Kullanmak-kullanılmayı arzulamak
 

Farkında olmadan kullanmayı-kullanılmayı içgüdülere bırakıyorum, ama bu kavramı masaya yatırıp bir güzel analiz etmek gerekir diye düşünüyorum.

Kanaatime göre, farkında olarak, bilinçli şekilde kullanmak ve ‘içgüdülere’ uygun bir tarzda bu işlevi sürdürmekle birlikte, eğitim amaçlı kullanışlar da söz konusudur.

Ayrıca, size çok tuhaf gelecek, ama hayatına tahakküm edilmesini isteyen ve buna imkân verip, büyük haz duyan kimseler de var aramızda.

Böylelerin varlığına da tanık oluyoruz.

Bu türlerden kimileri sonuca ulaşıyor, kimileri ise sadece kullanılmakla yanıp tutuşuyor, yerinden bir milim kıpırdamıyor, öylece kalıyor. Şaşkın ördek gibi ortalıklarda dolaşıp duruyor.
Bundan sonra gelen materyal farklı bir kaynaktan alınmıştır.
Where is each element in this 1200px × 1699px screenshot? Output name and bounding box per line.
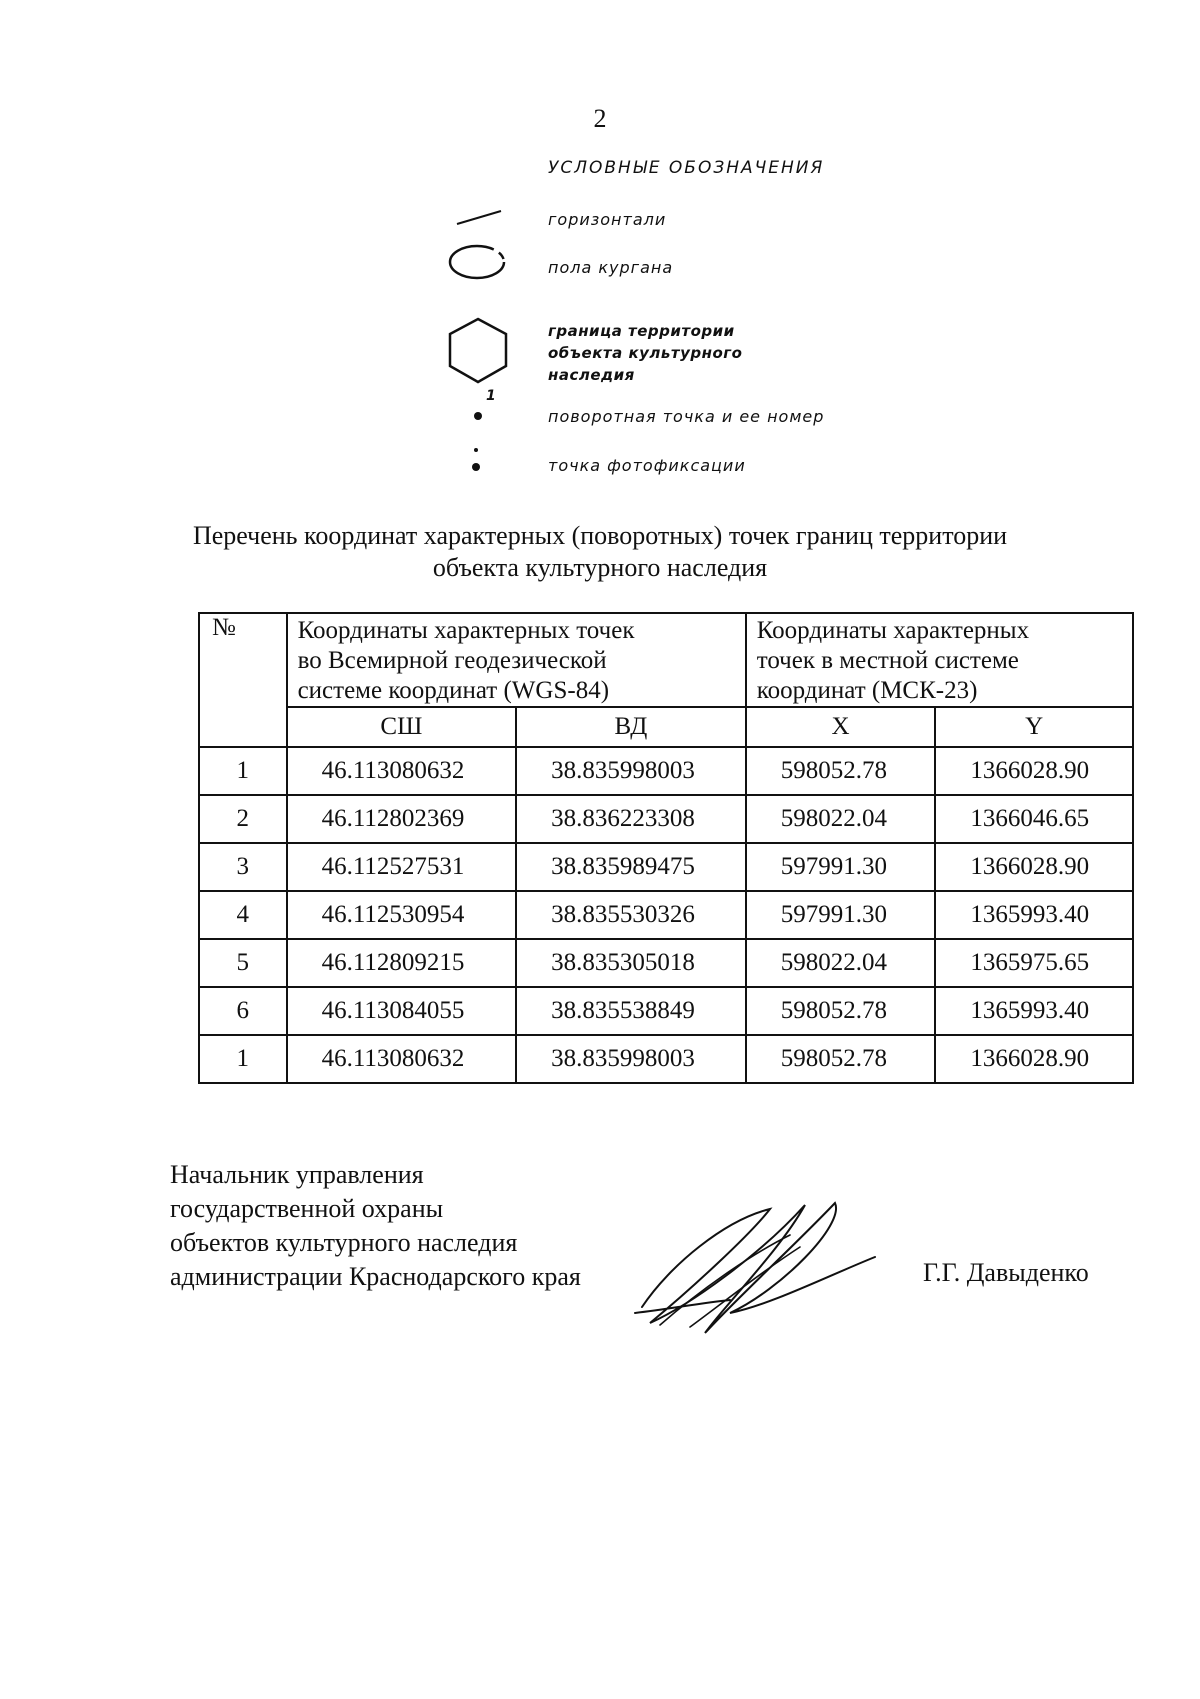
x-cell: 597991.30 [746,843,936,891]
longitude-cell: 38.835305018 [516,939,746,987]
table-row [199,939,1133,987]
y-cell: 1366028.90 [935,747,1133,795]
table-row [199,891,1133,939]
y-cell: 1366028.90 [935,843,1133,891]
signatory-name: Г.Г. Давыденко [923,1258,1089,1287]
longitude-cell: 38.835998003 [516,747,746,795]
y-cell: 1366028.90 [935,1035,1133,1083]
point-number-cell: 1 [199,1035,287,1083]
y-cell: 1365993.40 [935,891,1133,939]
latitude-cell: 46.113080632 [287,747,517,795]
msk23-header [746,613,1133,707]
table-row [199,1035,1133,1083]
page-number: 2 [593,104,607,133]
longitude-cell: 38.836223308 [516,795,746,843]
turning-point-icon [472,410,486,424]
legend-label-photo-point: точка фотофиксации [548,456,746,475]
longitude-cell: 38.835989475 [516,843,746,891]
table-caption [0,520,1200,584]
signatory-position [170,1158,581,1294]
wgs84-header [287,613,746,707]
turning-point-number: 1 [486,388,497,404]
longitude-cell: 38.835530326 [516,891,746,939]
point-number-cell: 3 [199,843,287,891]
photo-point-icon [470,446,484,476]
territory-boundary-icon [446,316,510,386]
latitude-header: СШ [287,707,517,747]
x-cell: 598052.78 [746,747,936,795]
header-line: координат (МСК-23) [756,677,978,704]
position-line: Начальник управления [170,1160,424,1189]
mound-floor-icon [446,242,510,282]
point-number-cell: 6 [199,987,287,1035]
legend-label-mound: пола кургана [548,258,674,277]
table-header-row [199,613,1133,707]
latitude-cell: 46.112809215 [287,939,517,987]
x-header: X [746,707,936,747]
table-subheader-row [199,707,1133,747]
position-line: объектов культурного наследия [170,1228,518,1257]
position-line: администрации Краснодарского края [170,1262,581,1291]
y-header: Y [935,707,1133,747]
legend-label-turning-point: поворотная точка и ее номер [548,407,825,426]
latitude-cell: 46.113084055 [287,987,517,1035]
point-number-cell: 5 [199,939,287,987]
coordinates-table [198,612,1134,1084]
point-number-cell: 4 [199,891,287,939]
legend-label-boundary [548,320,742,386]
table-body [199,747,1133,1083]
point-number-cell: 1 [199,747,287,795]
x-cell: 598022.04 [746,939,936,987]
longitude-cell: 38.835998003 [516,1035,746,1083]
latitude-cell: 46.112527531 [287,843,517,891]
num-header: № [199,613,287,747]
y-cell: 1366046.65 [935,795,1133,843]
y-cell: 1365975.65 [935,939,1133,987]
header-line: системе координат (WGS-84) [297,677,610,704]
table-row [199,843,1133,891]
legend-label-contours: горизонтали [548,210,667,229]
legend-title: УСЛОВНЫЕ ОБОЗНАЧЕНИЯ [548,158,825,178]
caption-line: объекта культурного наследия [432,553,768,582]
longitude-cell: 38.835538849 [516,987,746,1035]
longitude-header: ВД [516,707,746,747]
handwritten-signature [630,1195,880,1345]
position-line: государственной охраны [170,1194,444,1223]
caption-line: Перечень координат характерных (поворотных) точек границ территории [192,521,1008,550]
table-row [199,747,1133,795]
latitude-cell: 46.112802369 [287,795,517,843]
legend-label-boundary-line: наследия [548,366,635,384]
table-row [199,987,1133,1035]
legend-label-boundary-line: объекта культурного [548,344,743,362]
point-number-cell: 2 [199,795,287,843]
header-line: Координаты характерных точек [297,617,635,644]
x-cell: 598052.78 [746,1035,936,1083]
y-cell: 1365993.40 [935,987,1133,1035]
header-line: во Всемирной геодезической [297,647,607,674]
x-cell: 598052.78 [746,987,936,1035]
x-cell: 597991.30 [746,891,936,939]
legend-label-boundary-line: граница территории [548,322,735,340]
table-row [199,795,1133,843]
contour-line-icon [455,208,505,228]
header-line: точек в местной системе [756,647,1019,674]
x-cell: 598022.04 [746,795,936,843]
latitude-cell: 46.112530954 [287,891,517,939]
latitude-cell: 46.113080632 [287,1035,517,1083]
header-line: Координаты характерных [756,617,1030,644]
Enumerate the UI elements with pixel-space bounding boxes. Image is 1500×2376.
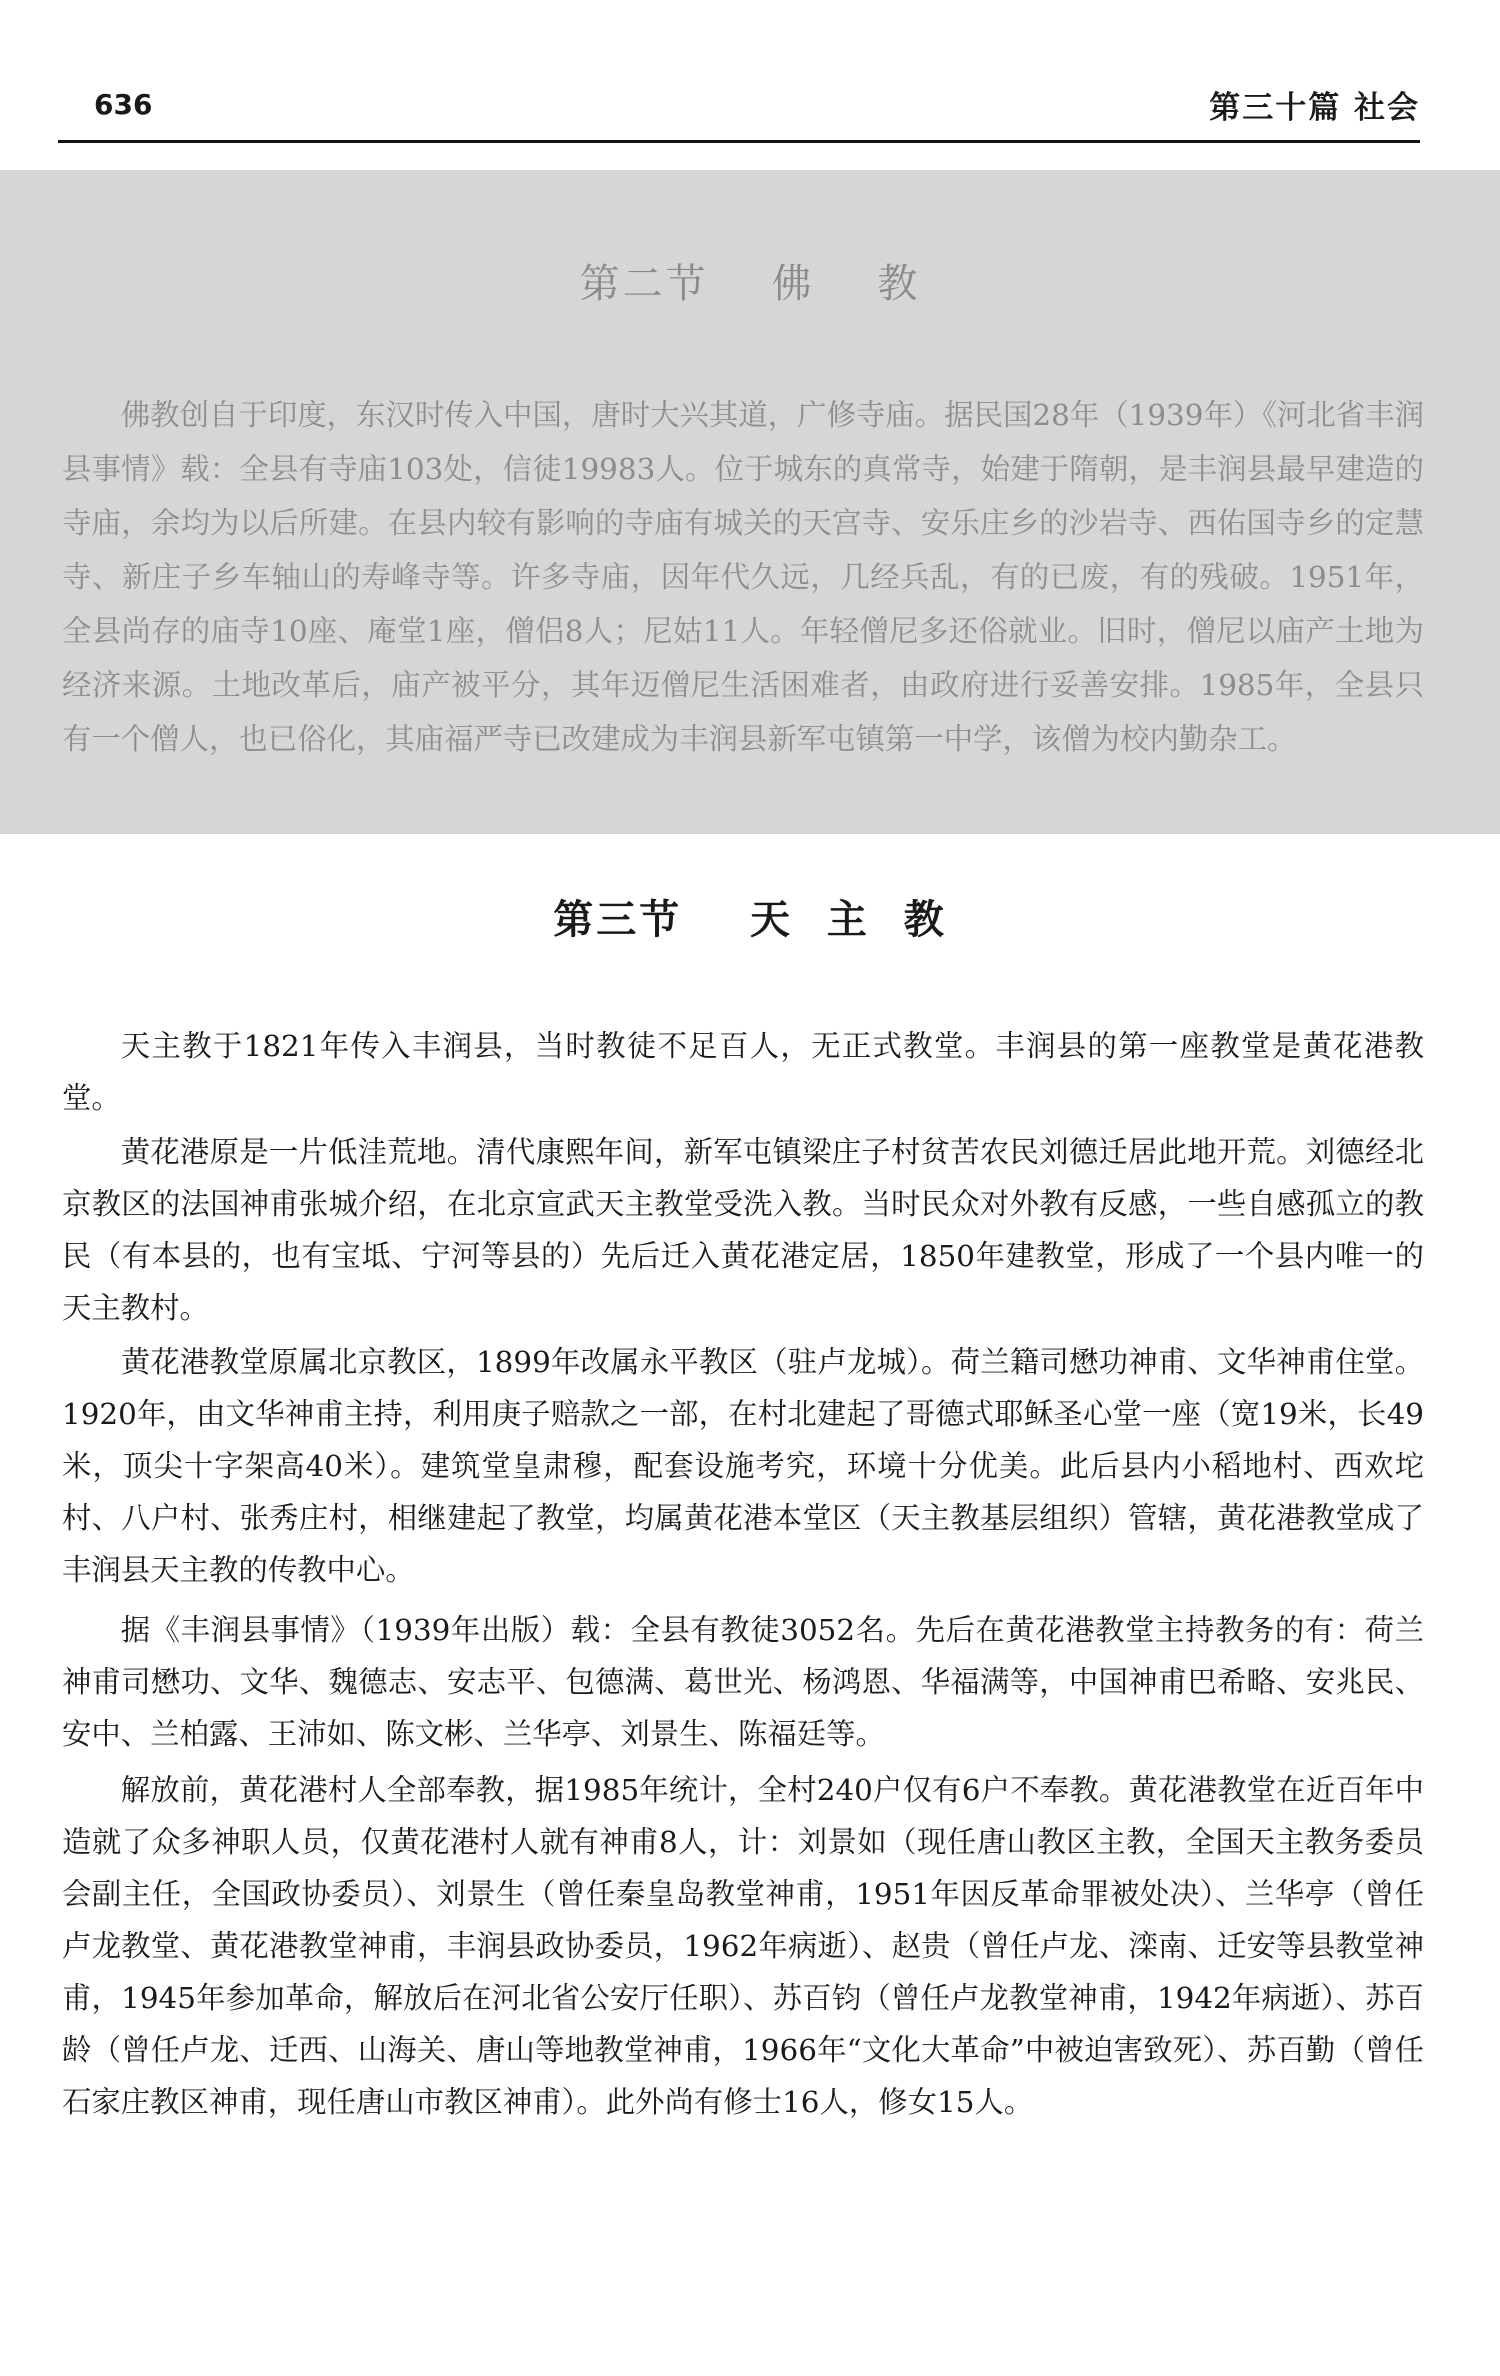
section-3-paragraph-4: 据《丰润县事情》（1939年出版）载：全县有教徒3052名。先后在黄花港教堂主持教务的有：荷兰神甫司懋功、文华、魏德志、安志平、包德满、葛世光、杨鸿恩、华福满等，中国神甫巴希略、安兆民、安中、兰柏露、王沛如、陈文彬、兰华亭、刘景生、陈福廷等。 bbox=[62, 1613, 1424, 1751]
page-number: 636 bbox=[94, 88, 153, 121]
section-3-paragraph-2: 黄花港原是一片低洼荒地。清代康熙年间，新军屯镇梁庄子村贫苦农民刘德迁居此地开荒。刘德经北京教区的法国神甫张城介绍，在北京宣武天主教堂受洗入教。当时民众对外教有反感，一些自感孤立的教民（有本县的，也有宝坻、宁河等县的）先后迁入黄花港定居，1850年建教堂，形成了一个县内唯一的天主教村。 bbox=[62, 1135, 1424, 1325]
section-3-title: 第三节 天 主 教 bbox=[553, 896, 947, 943]
header-rule bbox=[58, 140, 1420, 143]
section-2-paragraph: 佛教创自于印度，东汉时传入中国，唐时大兴其道，广修寺庙。据民国28年（1939年）《河北省丰润县事情》载：全县有寺庙103处，信徒19983人。位于城东的真常寺，始建于隋朝，是丰润县最早建造的寺庙，余均为以后所建。在县内较有影响的寺庙有城关的天宫寺、安乐庄乡的沙岩寺、西佑国寺乡的定慧寺、新庄子乡车轴山的寿峰寺等。许多寺庙，因年代久远，几经兵乱，有的已废，有的残破。1951年，全县尚存的庙寺10座、庵堂1座，僧侣8人；尼姑11人。年轻僧尼多还俗就业。旧时，僧尼以庙产土地为经济来源。土地改革后，庙产被平分，其年迈僧尼生活困难者，由政府进行妥善安排。1985年，全县只有一个僧人，也已俗化，其庙福严寺已改建成为丰润县新军屯镇第一中学，该僧为校内勤杂工。 bbox=[62, 398, 1424, 756]
section-2-title: 第二节 佛 教 bbox=[579, 261, 921, 307]
page-header bbox=[58, 80, 1420, 136]
section-3-paragraph-1: 天主教于1821年传入丰润县，当时教徒不足百人，无正式教堂。丰润县的第一座教堂是黄花港教堂。 bbox=[62, 1029, 1424, 1115]
running-head: 第三十篇 社会 bbox=[1209, 90, 1420, 126]
section-3-paragraph-3: 黄花港教堂原属北京教区，1899年改属永平教区（驻卢龙城）。荷兰籍司懋功神甫、文华神甫住堂。1920年，由文华神甫主持，利用庚子赔款之一部，在村北建起了哥德式耶稣圣心堂一座（宽19米，长49米，顶尖十字架高40米）。建筑堂皇肃穆，配套设施考究，环境十分优美。此后县内小稻地村、西欢坨村、八户村、张秀庄村，相继建起了教堂，均属黄花港本堂区（天主教基层组织）管辖，黄花港教堂成了丰润县天主教的传教中心。 bbox=[62, 1345, 1424, 1587]
section-3-paragraph-5: 解放前，黄花港村人全部奉教，据1985年统计，全村240户仅有6户不奉教。黄花港教堂在近百年中造就了众多神职人员，仅黄花港村人就有神甫8人，计：刘景如（现任唐山教区主教，全国天主教务委员会副主任，全国政协委员）、刘景生（曾任秦皇岛教堂神甫，1951年因反革命罪被处决）、兰华亭（曾任卢龙教堂、黄花港教堂神甫，丰润县政协委员，1962年病逝）、赵贵（曾任卢龙、滦南、迁安等县教堂神甫，1945年参加革命，解放后在河北省公安厅任职）、苏百钧（曾任卢龙教堂神甫，1942年病逝）、苏百龄（曾任卢龙、迁西、山海关、唐山等地教堂神甫，1966年“文化大革命”中被迫害致死）、苏百勤（曾任石家庄教区神甫，现任唐山市教区神甫）。此外尚有修士16人，修女15人。 bbox=[62, 1773, 1424, 2119]
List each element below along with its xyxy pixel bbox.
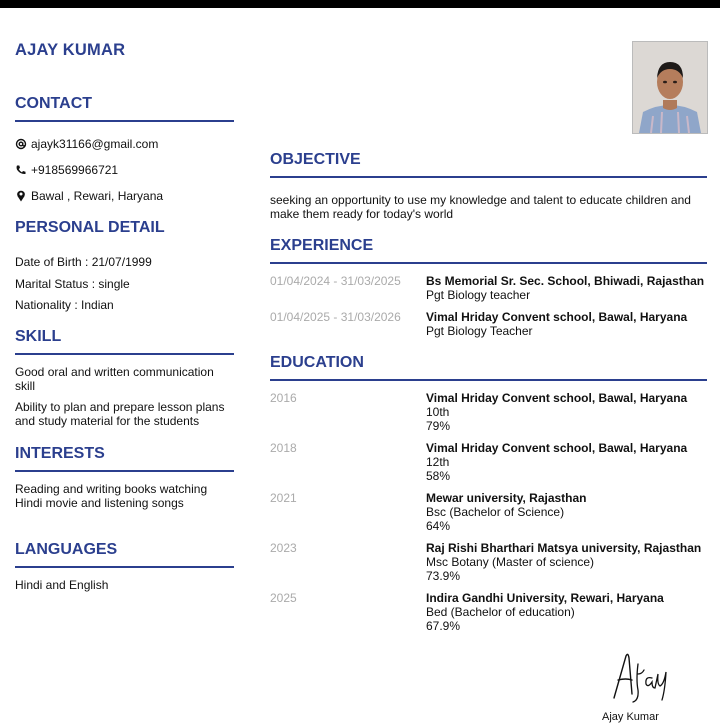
experience-section [270, 237, 707, 264]
contact-location: Bawal , Rewari, Haryana [31, 189, 164, 203]
experience-heading: EXPERIENCE [270, 237, 374, 254]
experience-role: Pgt Biology teacher [426, 288, 531, 302]
at-icon [15, 138, 27, 150]
contact-heading: CONTACT [15, 95, 93, 112]
education-score: 73.9% [426, 569, 461, 583]
skill-section [15, 328, 234, 355]
languages-text: Hindi and English [15, 578, 109, 592]
education-year: 2016 [270, 391, 297, 405]
personal-marital: Marital Status : single [15, 277, 130, 291]
contact-email[interactable]: ajayk31166@gmail.com [31, 137, 159, 151]
education-section [270, 354, 707, 381]
education-score: 64% [426, 519, 451, 533]
resume-name: AJAY KUMAR [15, 41, 126, 59]
education-school: Mewar university, Rajasthan [426, 491, 587, 505]
education-course: 10th [426, 405, 450, 419]
contact-location-row [15, 189, 163, 203]
education-year: 2021 [270, 491, 297, 505]
profile-photo [632, 41, 708, 134]
phone-icon [15, 164, 27, 176]
signature [602, 650, 678, 709]
education-course: Msc Botany (Master of science) [426, 555, 595, 569]
contact-phone[interactable]: +918569966721 [31, 163, 119, 177]
skill-heading: SKILL [15, 328, 62, 345]
contact-section [15, 95, 234, 122]
education-score: 79% [426, 419, 451, 433]
skill-item: Good oral and written communication skill [15, 365, 214, 393]
personal-nationality: Nationality : Indian [15, 298, 114, 312]
contact-phone-row [15, 163, 118, 177]
experience-title: Bs Memorial Sr. Sec. School, Bhiwadi, Rajasthan [426, 274, 705, 288]
education-score: 67.9% [426, 619, 461, 633]
experience-divider [270, 262, 707, 264]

Ayrıca  “yılların biriktirdiği klişelerle mücadele etmek” zorunda kalıyor.

Farkında olarak kullanmayı benimseyenler, herhalde toplumda “nerde durduklarından” emin olmayanlardır.

Hırslarını-emellerini gerçekleştiren yapıların içler acısı durumu, hepimizi kara-kara düşündürmektedir.

Bu kesim için fazlaca söylenecek bir şey yok. 

Bir kere yönlendikleri kişiyi tanımıyorlar, hakkında hiçbir fikirleri yok. Sadece ‘çok yararlı oldu söyledikleriniz’ diyerek, samimiyetle İslâm hakkında bekledikleri umudu ve sevgiyi dile getiriyorlar.

Her ne kadar gayret içindeymiş gibi görünseler de ‘sevgili peygamberim’ sınıfında yer alıyorlar.

Ne kendilerine, ne de etraflarına fayda temin etmeyen, böylesi yaklaşımlar içinde bulunmaktan haz duyan kimselere, benim yine de büyük saygım var.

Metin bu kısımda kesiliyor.